Am I curious about this story? Do I think it has value in the world? What’s it trying to say? What does it say to me? Does it move me? Does it make me cry? Does it make me laugh? Does it make me want to explore it? In a way, the genre is a secondary question. It’s really the prospect of the experience.
He cites Guillermo del Toro’s Crimson Peak as a standout experience, describing it as unique in his career.
It was one of one in my working life.
— Tom Hiddleston
Looking back, Hiddleston acknowledges a consistent draw toward projects with depth and a search for truth, noting that Jonathan Pine is one of his most contemporary characters despite the series’ feel.
Sometimes I go out in search of things, but sometimes they meet me in the middle. I love The Night Manager for so many reasons, but one of the things I love about it is its searching, yearning for the truth, [and] a kind of deep, profound curiosity about the world, about being English, and about identity.
— Tom Hiddleston
I haven’t actually done, in my working life, an enormous amount of contemporary work, and Pine now feels extremely contemporary, and he felt, in 2016, the same.
— Tom Hiddleston
Regardless of the genre, Hiddleston affirms his belief in the power of storytelling.
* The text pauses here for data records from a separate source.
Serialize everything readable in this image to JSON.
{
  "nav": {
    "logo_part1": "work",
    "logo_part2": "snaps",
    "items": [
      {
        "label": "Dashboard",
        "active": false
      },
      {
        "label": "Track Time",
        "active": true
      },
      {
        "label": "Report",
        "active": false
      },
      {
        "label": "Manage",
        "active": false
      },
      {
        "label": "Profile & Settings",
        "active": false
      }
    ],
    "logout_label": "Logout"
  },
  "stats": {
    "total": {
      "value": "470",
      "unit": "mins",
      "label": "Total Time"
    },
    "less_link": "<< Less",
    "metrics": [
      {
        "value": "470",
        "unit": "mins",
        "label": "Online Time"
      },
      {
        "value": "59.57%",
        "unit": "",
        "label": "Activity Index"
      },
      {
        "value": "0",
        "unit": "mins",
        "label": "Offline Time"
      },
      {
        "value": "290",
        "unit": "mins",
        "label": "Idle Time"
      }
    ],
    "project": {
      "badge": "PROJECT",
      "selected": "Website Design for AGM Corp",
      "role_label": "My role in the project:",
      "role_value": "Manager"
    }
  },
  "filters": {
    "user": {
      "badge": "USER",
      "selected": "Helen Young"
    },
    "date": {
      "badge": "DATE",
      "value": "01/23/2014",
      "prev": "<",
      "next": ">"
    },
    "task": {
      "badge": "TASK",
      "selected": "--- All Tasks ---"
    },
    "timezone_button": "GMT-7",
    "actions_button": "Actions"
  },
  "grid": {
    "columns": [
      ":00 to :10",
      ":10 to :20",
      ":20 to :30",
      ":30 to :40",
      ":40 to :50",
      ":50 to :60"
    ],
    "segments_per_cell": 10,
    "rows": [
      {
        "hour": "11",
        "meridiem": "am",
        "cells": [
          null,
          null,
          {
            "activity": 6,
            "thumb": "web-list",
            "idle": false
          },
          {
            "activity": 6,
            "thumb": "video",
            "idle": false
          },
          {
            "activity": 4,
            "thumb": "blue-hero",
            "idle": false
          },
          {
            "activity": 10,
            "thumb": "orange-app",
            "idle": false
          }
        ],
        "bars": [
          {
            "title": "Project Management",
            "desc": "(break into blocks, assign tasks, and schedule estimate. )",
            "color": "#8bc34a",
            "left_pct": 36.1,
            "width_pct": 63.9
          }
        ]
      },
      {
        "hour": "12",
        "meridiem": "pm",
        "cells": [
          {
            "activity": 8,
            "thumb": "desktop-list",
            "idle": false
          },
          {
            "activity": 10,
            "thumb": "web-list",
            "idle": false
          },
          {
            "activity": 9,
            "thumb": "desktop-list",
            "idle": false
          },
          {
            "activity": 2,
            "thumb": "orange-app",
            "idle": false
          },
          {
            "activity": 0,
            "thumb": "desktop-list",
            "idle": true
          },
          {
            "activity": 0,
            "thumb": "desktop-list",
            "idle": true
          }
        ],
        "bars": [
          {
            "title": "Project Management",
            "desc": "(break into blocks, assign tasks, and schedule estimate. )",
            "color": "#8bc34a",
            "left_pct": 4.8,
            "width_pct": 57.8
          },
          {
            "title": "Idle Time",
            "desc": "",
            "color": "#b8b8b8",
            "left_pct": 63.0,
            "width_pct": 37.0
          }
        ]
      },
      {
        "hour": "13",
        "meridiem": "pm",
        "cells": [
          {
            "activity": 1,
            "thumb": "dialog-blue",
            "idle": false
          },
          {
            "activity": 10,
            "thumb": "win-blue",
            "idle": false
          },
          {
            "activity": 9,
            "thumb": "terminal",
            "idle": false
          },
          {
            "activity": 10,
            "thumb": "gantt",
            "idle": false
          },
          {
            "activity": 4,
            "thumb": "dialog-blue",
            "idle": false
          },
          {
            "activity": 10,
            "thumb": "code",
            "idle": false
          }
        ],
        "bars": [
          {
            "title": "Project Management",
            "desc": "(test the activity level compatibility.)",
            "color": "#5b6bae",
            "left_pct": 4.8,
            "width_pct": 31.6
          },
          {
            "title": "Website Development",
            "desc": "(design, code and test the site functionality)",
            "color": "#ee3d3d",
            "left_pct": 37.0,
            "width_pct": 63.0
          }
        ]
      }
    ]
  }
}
I believe in stories. I believe profoundly in them and that good stories resonate across time, no matter the genre. Long way around the house of answering your question, I don’t really know. I don’t know if there’s anything I haven’t done. We’ll see where it takes me. Last year, I got to play Edmund Hillary in Tenzing and climbed Mount Everest, which I’ve never done. I got to dance on screen, which I’d never done before, in The Life of Chuck.
— Tom Hiddleston
When asked about his future direction, Hiddleston concludes with a poetic reflection:
He knows not where he’s going / For the ocean will decide / It’s not the destination / It’s the glory of the ride.